Тело перенесли в дом, а потом в часовню, куда допустили всех желающих. Перед алтарем, на импровизированных носилках, уже лежало два безжизненных тела, старухи и отроковицы. Богоматерь взирала на них с иконы над алтарем, взирал и Младенец у нее на руках; эти взгляды несли утешение всем собравшимся. После того как погибших подобающим образом обрядили, Сергий начал отпевание. Граф стоял рядом с княжной, ее дамы – на некотором отдалении.

Посреди службы в часовню проник звук, напоминавший дальний раскат грома. Всем присутствовавшим он уже был знаком – они знали, что это не гром, а потому вскрикнули и вцепились друг в друга; стоявшие на коленях в ужасе повалились на пол.
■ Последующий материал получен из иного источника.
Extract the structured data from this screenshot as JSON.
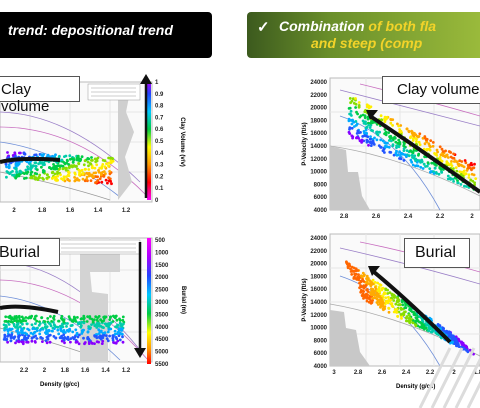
{
  "banners": {
    "left": {
      "text": "trend: depositional trend"
    },
    "right": {
      "check": "✓",
      "line1_white": "Combination",
      "line1_yellow": " of both fla",
      "line2": "and steep  (comp"
    }
  },
  "labels": {
    "clay_left": "Clay volume",
    "clay_right": "Clay volume",
    "burial_left": "Burial",
    "burial_right": "Burial"
  },
  "left_top": {
    "colorbar_ticks": [
      "1",
      "0.9",
      "0.8",
      "0.7",
      "0.6",
      "0.5",
      "0.4",
      "0.3",
      "0.2",
      "0.1",
      "0"
    ],
    "colorbar_label": "Clay Volume (v/v)",
    "x_ticks": [
      "2",
      "1.8",
      "1.6",
      "1.4",
      "1.2"
    ]
  },
  "left_bottom": {
    "colorbar_ticks": [
      "500",
      "1000",
      "1500",
      "2000",
      "2500",
      "3000",
      "3500",
      "4000",
      "4500",
      "5000",
      "5500"
    ],
    "colorbar_label": "Burial (m)",
    "x_ticks": [
      "2.2",
      "2",
      "1.8",
      "1.6",
      "1.4",
      "1.2"
    ],
    "xlabel": "Density (g/cc)"
  },
  "right_top": {
    "y_ticks": [
      "24000",
      "22000",
      "20000",
      "18000",
      "16000",
      "14000",
      "12000",
      "10000",
      "8000",
      "6000",
      "4000"
    ],
    "ylabel": "P-Velocity (ft/s)",
    "x_ticks": [
      "2.8",
      "2.6",
      "2.4",
      "2.2",
      "2"
    ]
  },
  "right_bottom": {
    "y_ticks": [
      "24000",
      "22000",
      "20000",
      "18000",
      "16000",
      "14000",
      "12000",
      "10000",
      "8000",
      "6000",
      "4000"
    ],
    "ylabel": "P-Velocity (ft/s)",
    "x_ticks": [
      "3",
      "2.8",
      "2.6",
      "2.4",
      "2.2",
      "2",
      "1.8"
    ],
    "xlabel": "Density (g/cc)"
  },
  "colors": {
    "banner_left": "#000000",
    "banner_right": "#6a8f2a",
    "highlight": "#f2d329"
  }
}
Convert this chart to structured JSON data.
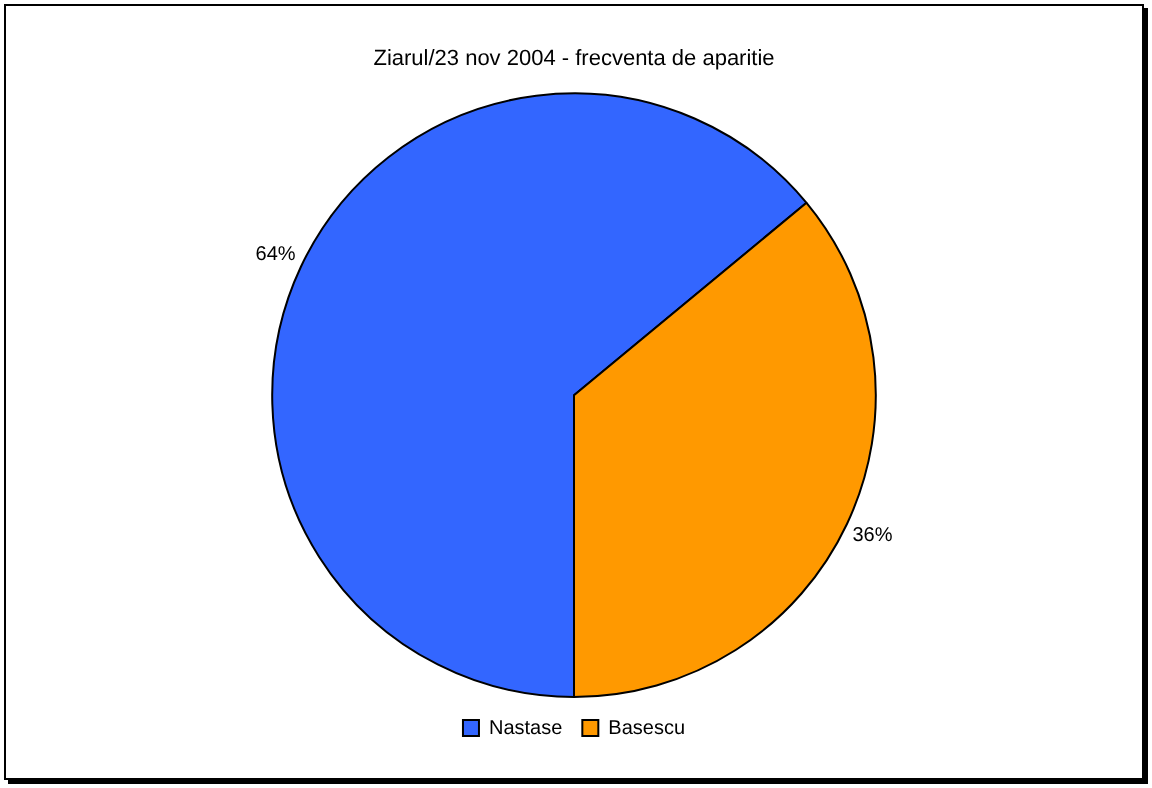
{
  "chart_data": {
    "type": "pie",
    "title": "Ziarul/23 nov 2004 - frecventa de aparitie",
    "categories": [
      "Nastase",
      "Basescu"
    ],
    "values": [
      64,
      36
    ],
    "colors": [
      "#3366ff",
      "#ff9900"
    ],
    "value_labels": [
      "64%",
      "36%"
    ],
    "legend": "bottom"
  }
}
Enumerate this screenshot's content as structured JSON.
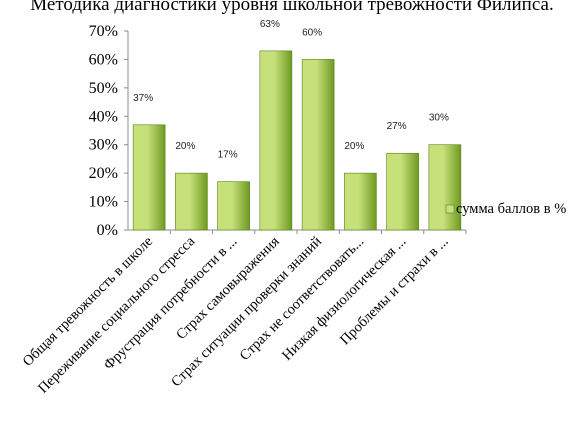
{
  "chart_data": {
    "type": "bar",
    "title": "Методика диагностики уровня школьной тревожности Филипса.",
    "categories": [
      "Общая тревожность в школе",
      "Переживание социального стресса",
      "Фрустрация потребности в ...",
      "Страх самовыражения",
      "Страх ситуации проверки знаний",
      "Страх не соответствовать...",
      "Низкая физиологическая ...",
      "Проблемы и страхи в ..."
    ],
    "series": [
      {
        "name": "сумма баллов в %",
        "values": [
          37,
          20,
          17,
          63,
          60,
          20,
          27,
          30
        ]
      }
    ],
    "data_labels": [
      "37%",
      "20%",
      "17%",
      "63%",
      "60%",
      "20%",
      "27%",
      "30%"
    ],
    "yticks": [
      "0%",
      "10%",
      "20%",
      "30%",
      "40%",
      "50%",
      "60%",
      "70%"
    ],
    "ylim": [
      0,
      70
    ],
    "grid": false,
    "legend_position": "right",
    "colors": {
      "bar_light": "#c6e07a",
      "bar_dark": "#6f9a22",
      "bar_stroke": "#5a7f18",
      "axis": "#8c8c8c"
    }
  }
}
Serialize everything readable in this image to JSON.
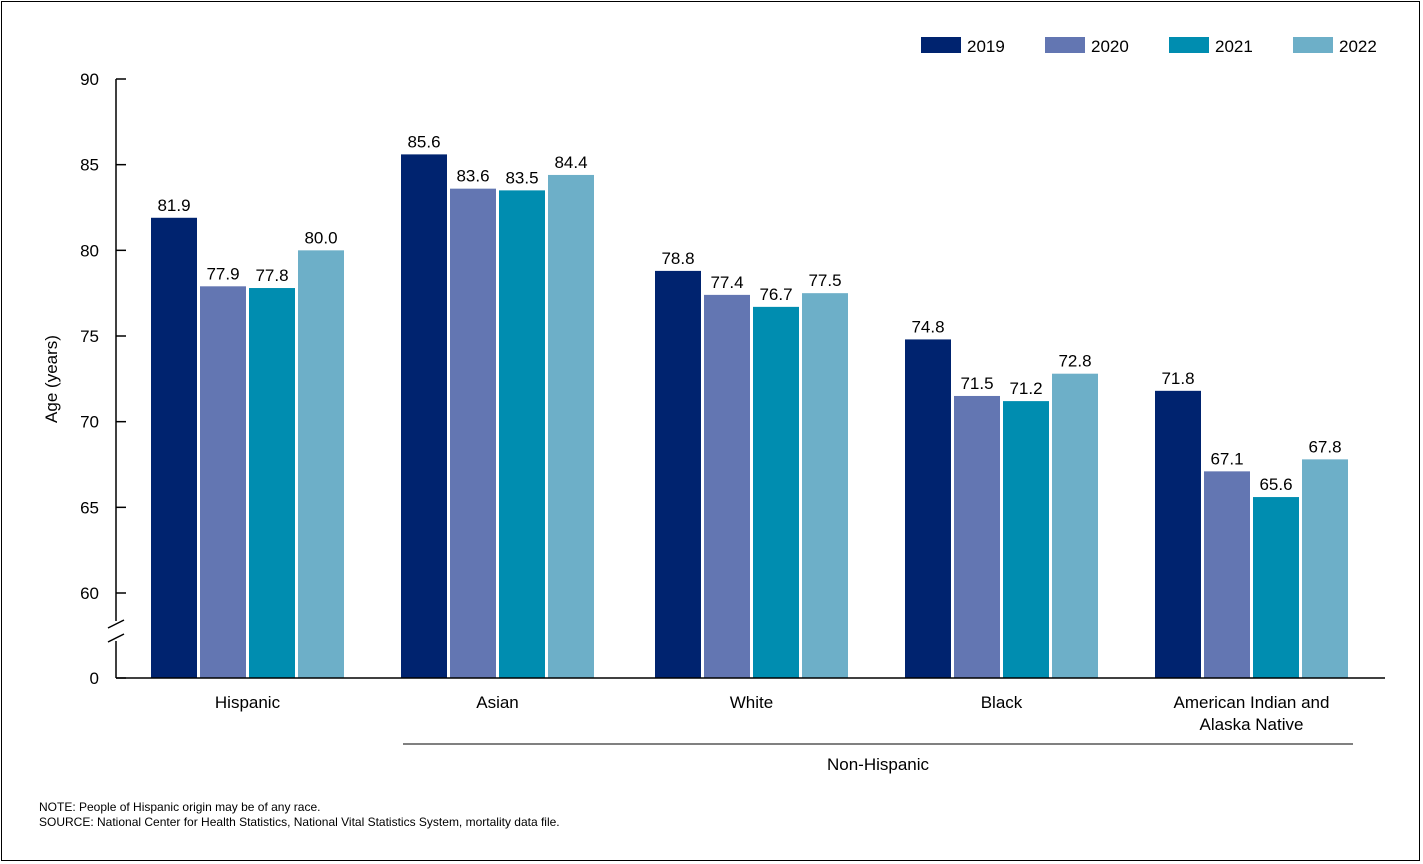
{
  "chart_data": {
    "type": "bar",
    "categories": [
      "Hispanic",
      "Asian",
      "White",
      "Black",
      "American Indian and Alaska Native"
    ],
    "category_lines": [
      [
        "Hispanic"
      ],
      [
        "Asian"
      ],
      [
        "White"
      ],
      [
        "Black"
      ],
      [
        "American Indian and",
        "Alaska Native"
      ]
    ],
    "series": [
      {
        "name": "2019",
        "color": "#00236f",
        "values": [
          81.9,
          85.6,
          78.8,
          74.8,
          71.8
        ]
      },
      {
        "name": "2020",
        "color": "#6376b2",
        "values": [
          77.9,
          83.6,
          77.4,
          71.5,
          67.1
        ]
      },
      {
        "name": "2021",
        "color": "#008db0",
        "values": [
          77.8,
          83.5,
          76.7,
          71.2,
          65.6
        ]
      },
      {
        "name": "2022",
        "color": "#6dafc8",
        "values": [
          80.0,
          84.4,
          77.5,
          72.8,
          67.8
        ]
      }
    ],
    "data_labels": [
      [
        "81.9",
        "85.6",
        "78.8",
        "74.8",
        "71.8"
      ],
      [
        "77.9",
        "83.6",
        "77.4",
        "71.5",
        "67.1"
      ],
      [
        "77.8",
        "83.5",
        "76.7",
        "71.2",
        "65.6"
      ],
      [
        "80.0",
        "84.4",
        "77.5",
        "72.8",
        "67.8"
      ]
    ],
    "ylabel": "Age (years)",
    "xlabel": "",
    "yticks": [
      "90",
      "85",
      "80",
      "75",
      "70",
      "65",
      "60",
      "0"
    ],
    "ylim": [
      60,
      90
    ],
    "y_axis_break": true,
    "group_label": "Non-Hispanic",
    "legend_position": "top-right"
  },
  "notes": {
    "note": "NOTE: People of Hispanic origin may be of any race.",
    "source": "SOURCE: National Center for Health Statistics, National Vital Statistics System, mortality data file."
  }
}
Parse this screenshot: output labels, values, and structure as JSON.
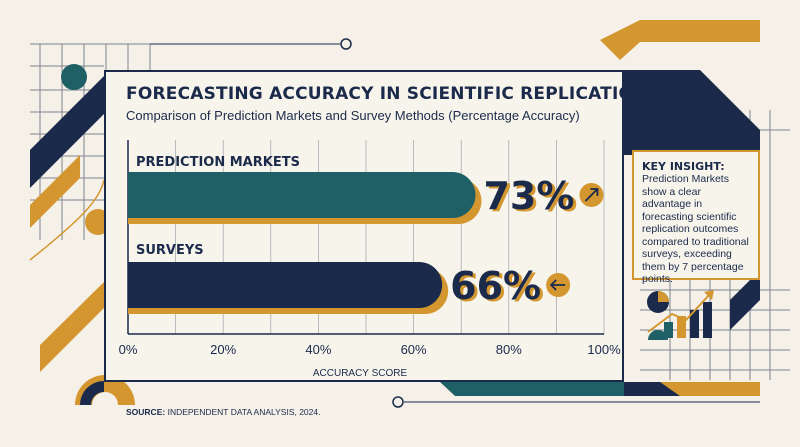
{
  "title": "FORECASTING ACCURACY IN SCIENTIFIC REPLICATION",
  "subtitle": "Comparison of Prediction Markets and Survey Methods (Percentage Accuracy)",
  "insight": {
    "title": "KEY INSIGHT:",
    "body": "Prediction Markets show a clear advantage in forecasting scientific replication outcomes compared to traditional surveys, exceeding them by 7 percentage points."
  },
  "source": {
    "label": "SOURCE:",
    "text": "INDEPENDENT DATA ANALYSIS, 2024."
  },
  "colors": {
    "navy": "#1b2a4a",
    "teal": "#1f5f66",
    "mustard": "#d4962f",
    "cream": "#f5f1e8"
  },
  "chart_data": {
    "type": "bar",
    "orientation": "horizontal",
    "categories": [
      "PREDICTION MARKETS",
      "SURVEYS"
    ],
    "values": [
      73,
      66
    ],
    "value_labels": [
      "73%",
      "66%"
    ],
    "trend_icons": [
      "arrow-up-right-icon",
      "arrow-left-icon"
    ],
    "bar_colors": [
      "#1f5f66",
      "#1b2a4a"
    ],
    "xlabel": "ACCURACY SCORE",
    "ylabel": "",
    "xlim": [
      0,
      100
    ],
    "ticks": [
      0,
      20,
      40,
      60,
      80,
      100
    ],
    "tick_labels": [
      "0%",
      "20%",
      "40%",
      "60%",
      "80%",
      "100%"
    ],
    "grid": true
  }
}
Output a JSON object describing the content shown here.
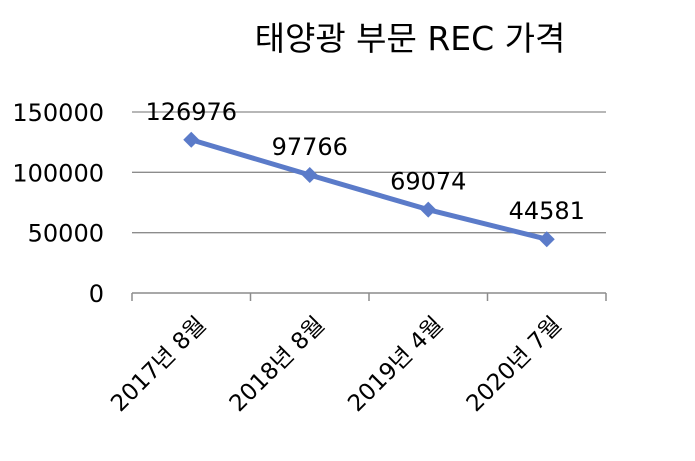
{
  "chart_data": {
    "type": "line",
    "title": "태양광 부문 REC 가격",
    "xlabel": "",
    "ylabel": "",
    "categories": [
      "2017년 8월",
      "2018년 8월",
      "2019년 4월",
      "2020년 7월"
    ],
    "series": [
      {
        "values": [
          126976,
          97766,
          69074,
          44581
        ],
        "color": "#5b7bc9"
      }
    ],
    "data_labels": [
      "126976",
      "97766",
      "69074",
      "44581"
    ],
    "ylim": [
      0,
      150000
    ],
    "yticks": [
      "0",
      "50000",
      "100000",
      "150000"
    ],
    "grid": true,
    "legend": "none",
    "marker": "diamond",
    "colors": {
      "line": "#5b7bc9",
      "grid": "#8c8c8c",
      "axis": "#8c8c8c"
    }
  }
}
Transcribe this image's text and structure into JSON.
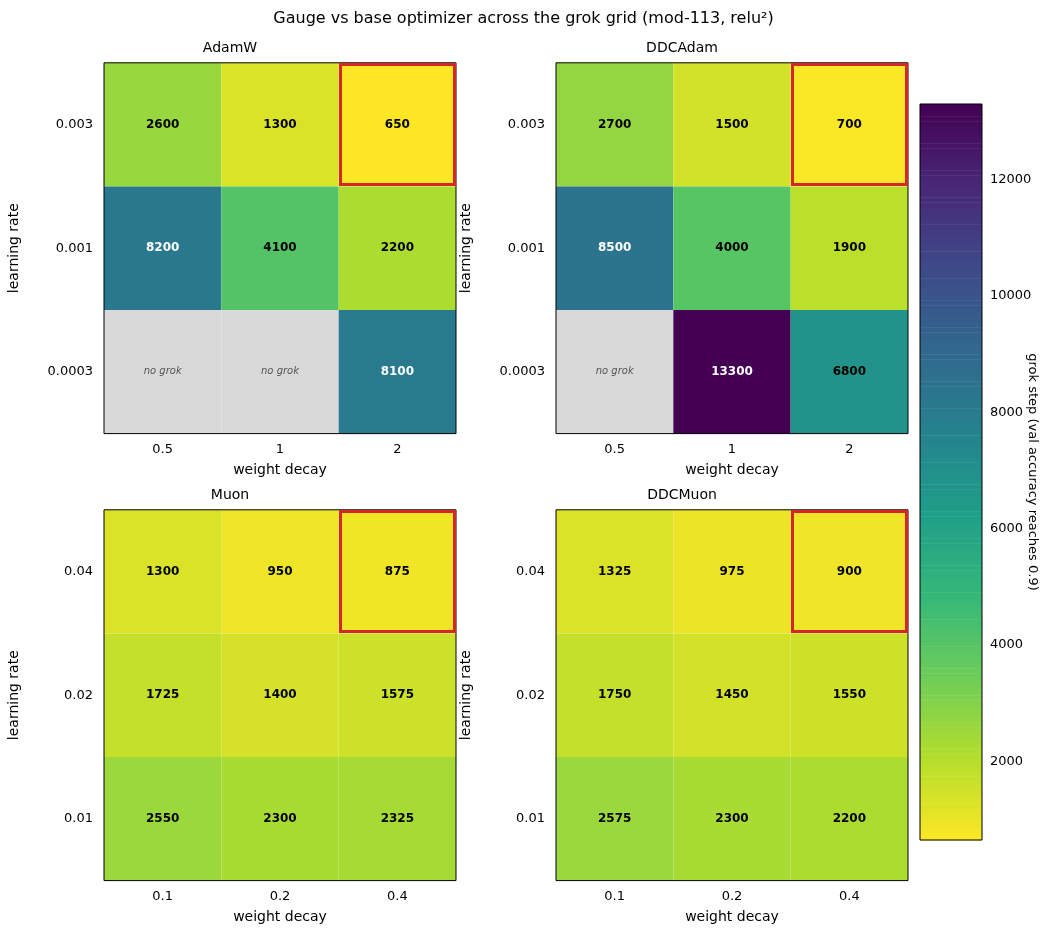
{
  "chart_data": [
    {
      "type": "heatmap",
      "title": "AdamW",
      "xlabel": "weight decay",
      "ylabel": "learning rate",
      "annotations": [
        "Gauge vs base optimizer across the grok grid (mod-113, relu²)"
      ],
      "categories": [
        "0.5",
        "1",
        "2"
      ],
      "y_categories": [
        "0.003",
        "0.001",
        "0.0003"
      ],
      "cells": [
        [
          2600,
          1300,
          650
        ],
        [
          8200,
          4100,
          2200
        ],
        [
          null,
          null,
          8100
        ]
      ],
      "cell_labels": [
        [
          "2600",
          "1300",
          "650"
        ],
        [
          "8200",
          "4100",
          "2200"
        ],
        [
          "no grok",
          "no grok",
          "8100"
        ]
      ]
    },
    {
      "type": "heatmap",
      "title": "DDCAdam",
      "xlabel": "weight decay",
      "ylabel": "learning rate",
      "categories": [
        "0.5",
        "1",
        "2"
      ],
      "y_categories": [
        "0.003",
        "0.001",
        "0.0003"
      ],
      "cells": [
        [
          2700,
          1500,
          700
        ],
        [
          8500,
          4000,
          1900
        ],
        [
          null,
          13300,
          6800
        ]
      ],
      "cell_labels": [
        [
          "2700",
          "1500",
          "700"
        ],
        [
          "8500",
          "4000",
          "1900"
        ],
        [
          "no grok",
          "13300",
          "6800"
        ]
      ],
      "clabel": "grok step (val accuracy reaches 0.9)",
      "clim": [
        650,
        13300
      ],
      "cticks": [
        2000,
        4000,
        6000,
        8000,
        10000,
        12000
      ]
    },
    {
      "type": "heatmap",
      "title": "Muon",
      "xlabel": "weight decay",
      "ylabel": "learning rate",
      "categories": [
        "0.1",
        "0.2",
        "0.4"
      ],
      "y_categories": [
        "0.04",
        "0.02",
        "0.01"
      ],
      "cells": [
        [
          1300,
          950,
          875
        ],
        [
          1725,
          1400,
          1575
        ],
        [
          2550,
          2300,
          2325
        ]
      ],
      "data_labels": true
    },
    {
      "type": "heatmap",
      "title": "DDCMuon",
      "xlabel": "weight decay",
      "ylabel": "learning rate",
      "categories": [
        "0.1",
        "0.2",
        "0.4"
      ],
      "y_categories": [
        "0.04",
        "0.02",
        "0.01"
      ],
      "cells": [
        [
          1325,
          975,
          900
        ],
        [
          1750,
          1450,
          1550
        ],
        [
          2575,
          2300,
          2200
        ]
      ],
      "data_labels": true
    }
  ]
}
Голос Сергия не дрогнул. Корти протянул было руки, чтобы поддержать княжну, но она даже не переменилась в лице; ее ладони, сжимавшие триптих, не шелохнулись. Смертоносные ядра летели на город и могли упасть прямо на часовню, однако сосредоточенность мыслей, возвышенность духа и крепость веры помогли Ирине не заметить опасности, и если ранее граф любил ее за утонченность натуры, теперь он восхищался ею за несказанную отвагу.

Снаружи, совсем неподалеку, раздался грохот – летучий камень ударил еще в одно здание, а следом оттуда же долетел крик, столь пронзительный и непрерывный, что никаких объяснений не требовалось.

Княжна заговорила первой.

– Продолжай, Сергий, – произнесла она, и никто, знакомый с ее голосом, не заметил бы в нем ни толики изменений. Потом она обратилась к графу: – Идем туда. Возможно, еще кому‑то потребуется моя помощь.

У дверей граф обратился к ней:

– Подожди, княжна, позволь сказать слово.

Взглянув ему в лицо, она сразу же поняла, что в душе его идет яростная борьба.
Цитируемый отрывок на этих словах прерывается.